Wei Hsu, Ph.D.

Genetic Regulatory Circuits in Development and Disease
1. Craniofacial Morphogenesis
The primary objective is to investigate the fundamental mechanisms underlying craniofacial skeletogenesis, including development of cranial neural crest, tooth development, palatogenesis and calvarial morphogenesis. We currently focus on the interplay of Wnt, FGF and BMP pathways essential for expansion, cell fate determination and differentiation of the skeletal precursors. By elucidating these genetic regulatory networks, we hope to advance the knowledge base of skeletal deformities.
2. Breast Development and Cancer
The main focus is to elucidate the mechanisms by which Wnt signaling regulates stem/progenitor cells at different phases of breast development and their involvements in malignant transformation. We are particularly interested in the role of these precursor cells during parity-mediated remodeling of the mammary gland. Our current efforts focus on the role of mammary stem cells in development and cancer.
3. Stem Cell Biology
This is an integral part of our projects studying the genetic control of cellular signals and signal transduction mechanisms underlying development of lineage-specific stem cells/progenitors in skeletal, nervous and reproductive systems.
4. Ubiquitin-like Modifiers
A multi-disciplinary approach is used to study the SUMO (small ubiquitin-related modifier) pathway in mammalian development and disease. We are determining the role of SUMO-specific protease 2 in placental insufficiencies, cardiovascular, skeletal and neurological disorders, and cancers.

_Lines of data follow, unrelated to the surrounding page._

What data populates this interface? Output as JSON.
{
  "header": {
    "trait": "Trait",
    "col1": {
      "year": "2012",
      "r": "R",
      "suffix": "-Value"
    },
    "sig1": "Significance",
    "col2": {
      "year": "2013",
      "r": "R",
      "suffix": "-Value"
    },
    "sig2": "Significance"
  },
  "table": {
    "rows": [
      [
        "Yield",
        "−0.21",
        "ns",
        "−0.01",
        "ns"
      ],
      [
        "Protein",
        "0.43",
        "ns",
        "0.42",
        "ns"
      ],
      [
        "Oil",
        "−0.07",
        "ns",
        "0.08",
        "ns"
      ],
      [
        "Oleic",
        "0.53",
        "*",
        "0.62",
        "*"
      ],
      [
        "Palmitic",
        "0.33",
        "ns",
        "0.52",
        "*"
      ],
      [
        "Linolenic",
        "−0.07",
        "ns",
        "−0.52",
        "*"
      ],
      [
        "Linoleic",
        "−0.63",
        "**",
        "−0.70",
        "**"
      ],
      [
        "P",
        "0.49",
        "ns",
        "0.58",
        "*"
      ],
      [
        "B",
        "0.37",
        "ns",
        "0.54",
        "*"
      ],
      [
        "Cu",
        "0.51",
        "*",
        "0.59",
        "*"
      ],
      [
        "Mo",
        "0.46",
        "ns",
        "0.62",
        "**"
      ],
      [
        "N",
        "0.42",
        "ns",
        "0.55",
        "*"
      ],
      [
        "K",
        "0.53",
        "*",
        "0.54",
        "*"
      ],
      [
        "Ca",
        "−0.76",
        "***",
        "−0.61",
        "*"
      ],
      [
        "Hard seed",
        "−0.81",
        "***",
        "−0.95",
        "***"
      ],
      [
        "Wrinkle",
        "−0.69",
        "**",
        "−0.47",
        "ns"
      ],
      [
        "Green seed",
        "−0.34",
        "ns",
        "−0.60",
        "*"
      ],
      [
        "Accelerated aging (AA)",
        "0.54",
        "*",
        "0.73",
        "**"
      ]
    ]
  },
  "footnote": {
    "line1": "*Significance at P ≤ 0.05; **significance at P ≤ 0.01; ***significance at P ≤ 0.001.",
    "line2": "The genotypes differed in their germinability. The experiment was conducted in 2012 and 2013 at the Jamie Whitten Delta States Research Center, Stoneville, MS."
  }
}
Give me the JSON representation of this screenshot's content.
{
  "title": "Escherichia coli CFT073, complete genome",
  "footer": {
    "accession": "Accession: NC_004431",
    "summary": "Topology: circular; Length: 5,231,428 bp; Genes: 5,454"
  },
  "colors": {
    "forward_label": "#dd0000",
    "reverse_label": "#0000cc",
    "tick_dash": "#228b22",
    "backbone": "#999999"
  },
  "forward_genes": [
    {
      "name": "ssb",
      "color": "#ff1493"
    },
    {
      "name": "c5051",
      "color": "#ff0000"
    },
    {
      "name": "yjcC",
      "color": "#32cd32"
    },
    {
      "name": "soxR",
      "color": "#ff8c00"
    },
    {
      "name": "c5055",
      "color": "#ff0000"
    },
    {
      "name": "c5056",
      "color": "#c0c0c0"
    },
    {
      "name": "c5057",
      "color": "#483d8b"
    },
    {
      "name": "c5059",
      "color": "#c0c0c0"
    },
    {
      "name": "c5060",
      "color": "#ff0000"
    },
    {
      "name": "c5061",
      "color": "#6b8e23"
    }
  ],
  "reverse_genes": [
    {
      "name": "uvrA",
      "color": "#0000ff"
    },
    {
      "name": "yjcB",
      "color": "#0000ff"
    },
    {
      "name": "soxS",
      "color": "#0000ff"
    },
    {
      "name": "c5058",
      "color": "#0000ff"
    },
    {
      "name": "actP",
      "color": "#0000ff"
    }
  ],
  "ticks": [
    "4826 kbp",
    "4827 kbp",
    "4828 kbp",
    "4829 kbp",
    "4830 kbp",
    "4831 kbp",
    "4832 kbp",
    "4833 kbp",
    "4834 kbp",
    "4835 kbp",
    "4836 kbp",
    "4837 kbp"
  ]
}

5. Wnt Production and Signaling
This project deciphers the regulatory mechanism underlying the making of Wnt and its signaling effects in signal-producing and signal-receiving cells. The main focus is to test our hypothesis that the newly identified Gpr177/mouse Wntless is a master regulator for intracellular trafficking of Wnt. We currently investigate the reciprocal regulation of Wnt and Gpr177 in craniofacial, skeletal, skin, tooth and mammary development, as well as the Gpr177-mediated regulation of Wnt in birth defects and cancers.